Experts say the need for expensive, elaborate events is discouraging many members of the younger generation

The nation's marriage rate has plunged to record lows in recent decades. Among those who still bother to tie the knot, a small but growing number are skipping the exhausting — and sometimes embarrassing — extravaganza that marks a typical Chinese wedding day.

However, doing away with the overly commercialized rituals -such as hiring fleets of luxury cars, throwing expensive banquets and making gushing speeches in front of strangers — usually provokes headwinds from family elders.

"The conventional wedding ceremony seems to me more like a show, and I didn't think I could do it," said Xu Haoqi, a tech worker in Hangzhou, Zhejiang province, who had a plain ceremony in Luoyang in his home province of Henan in April.

"Newlyweds are like performers. They don't know most of the people seated in the audience, and those watching don't really care about the couple on the stage."

Xu tried to talk to his parents about omitting all the wedding formalities, but their exchanges usually ended in arguments. Xu even threatened that he would not show up if his parents insisted on a conventional ceremony, and even offered to hire an actor and actress to replace him and his bride at the wedding.

Eventually, his family settled for a 10-table reception at a local hotel as a substitute for a "proper ceremony", which is usually twice the scale and is the central plank of a fast-expanding marriage celebration industry worth 200 billion yuan ($27.4 billion) a year.
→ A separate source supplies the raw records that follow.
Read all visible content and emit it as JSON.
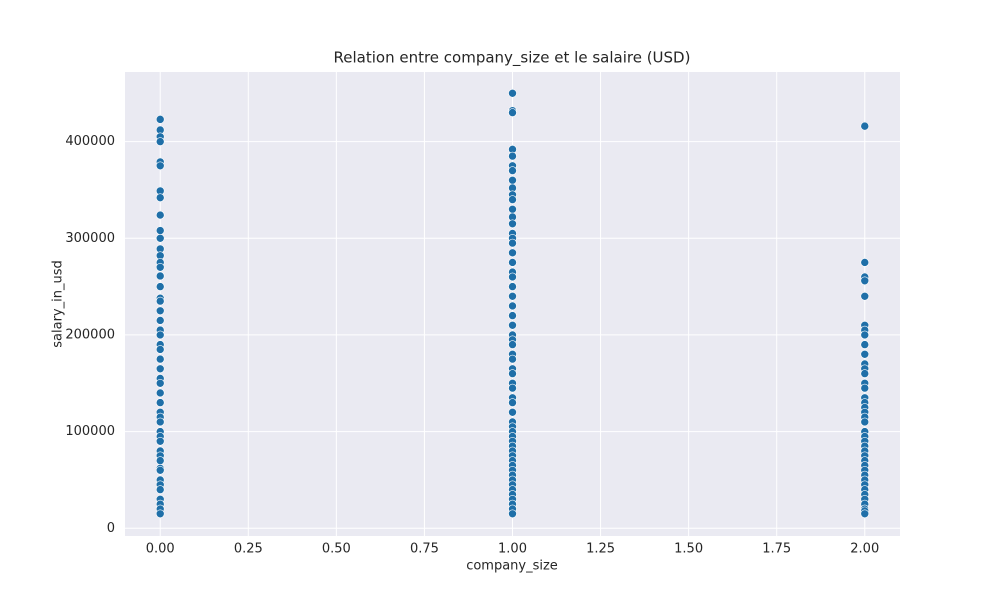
{
  "chart_data": {
    "type": "scatter",
    "title": "Relation entre company_size et le salaire (USD)",
    "x_label": "company_size",
    "y_label": "salary_in_usd",
    "xlim": [
      -0.1,
      2.1
    ],
    "xticks": [
      {
        "value": 0,
        "label": "0.00"
      },
      {
        "value": 0.25,
        "label": "0.25"
      },
      {
        "value": 0.5,
        "label": "0.50"
      },
      {
        "value": 0.75,
        "label": "0.75"
      },
      {
        "value": 1,
        "label": "1.00"
      },
      {
        "value": 1.25,
        "label": "1.25"
      },
      {
        "value": 1.5,
        "label": "1.50"
      },
      {
        "value": 1.75,
        "label": "1.75"
      },
      {
        "value": 2,
        "label": "2.00"
      }
    ],
    "ylim": [
      -8000,
      472000
    ],
    "yticks": [
      0,
      100000,
      200000,
      300000,
      400000
    ],
    "grid": true,
    "series": [
      {
        "color": "#1f6fa8",
        "x": [
          0,
          0,
          0,
          0,
          0,
          0,
          0,
          0,
          0,
          0,
          0,
          0,
          0,
          0,
          0,
          0,
          0,
          0,
          0,
          0,
          0,
          0,
          0,
          0,
          0,
          0,
          0,
          0,
          0,
          0,
          0,
          0,
          0,
          0,
          0,
          0,
          0,
          0,
          0,
          0,
          0,
          0,
          0,
          0,
          0,
          0,
          0,
          0,
          0
        ],
        "values": [
          423000,
          412000,
          405000,
          400000,
          379000,
          375000,
          349000,
          342000,
          324000,
          308000,
          300000,
          289000,
          282000,
          275000,
          270000,
          261000,
          250000,
          238000,
          235000,
          225000,
          215000,
          205000,
          200000,
          190000,
          185000,
          175000,
          165000,
          155000,
          150000,
          140000,
          130000,
          120000,
          115000,
          110000,
          100000,
          95000,
          90000,
          80000,
          75000,
          70000,
          62000,
          60000,
          50000,
          45000,
          40000,
          30000,
          25000,
          20000,
          15000
        ]
      },
      {
        "color": "#1f6fa8",
        "x": [
          1,
          1,
          1,
          1,
          1,
          1,
          1,
          1,
          1,
          1,
          1,
          1,
          1,
          1,
          1,
          1,
          1,
          1,
          1,
          1,
          1,
          1,
          1,
          1,
          1,
          1,
          1,
          1,
          1,
          1,
          1,
          1,
          1,
          1,
          1,
          1,
          1,
          1,
          1,
          1,
          1,
          1,
          1,
          1,
          1,
          1,
          1,
          1,
          1,
          1,
          1,
          1,
          1,
          1,
          1,
          1,
          1,
          1
        ],
        "values": [
          450000,
          432000,
          430000,
          392000,
          385000,
          375000,
          370000,
          360000,
          352000,
          345000,
          340000,
          330000,
          322000,
          315000,
          305000,
          300000,
          295000,
          285000,
          275000,
          265000,
          260000,
          250000,
          240000,
          230000,
          220000,
          210000,
          200000,
          195000,
          190000,
          180000,
          175000,
          165000,
          160000,
          150000,
          145000,
          135000,
          130000,
          120000,
          110000,
          105000,
          100000,
          95000,
          90000,
          85000,
          80000,
          75000,
          70000,
          65000,
          60000,
          55000,
          50000,
          45000,
          40000,
          35000,
          30000,
          25000,
          20000,
          15000
        ]
      },
      {
        "color": "#1f6fa8",
        "x": [
          2,
          2,
          2,
          2,
          2,
          2,
          2,
          2,
          2,
          2,
          2,
          2,
          2,
          2,
          2,
          2,
          2,
          2,
          2,
          2,
          2,
          2,
          2,
          2,
          2,
          2,
          2,
          2,
          2,
          2,
          2,
          2,
          2,
          2,
          2,
          2,
          2,
          2,
          2,
          2
        ],
        "values": [
          416000,
          275000,
          260000,
          256000,
          240000,
          210000,
          205000,
          200000,
          190000,
          180000,
          170000,
          165000,
          160000,
          150000,
          145000,
          135000,
          130000,
          125000,
          120000,
          115000,
          110000,
          100000,
          95000,
          90000,
          85000,
          80000,
          75000,
          70000,
          65000,
          60000,
          55000,
          50000,
          45000,
          40000,
          35000,
          30000,
          25000,
          20000,
          18000,
          15000
        ]
      }
    ]
  }
}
It was a last-ditch attempt to ease the anger of his parents over his reluctance to invest in the event.

Like the average Chinese family, Xu's parents wanted to have a more lavish event to impress the neighbors, make new connections and repair damaged relations — and also to demonstrate goodwill to their in-laws. The attendees were mostly friends of Xu's parents and relatives, who Xu only vaguely remembered from childhood interactions.

"My mom and dad were the actual main characters on the day, not us," he said.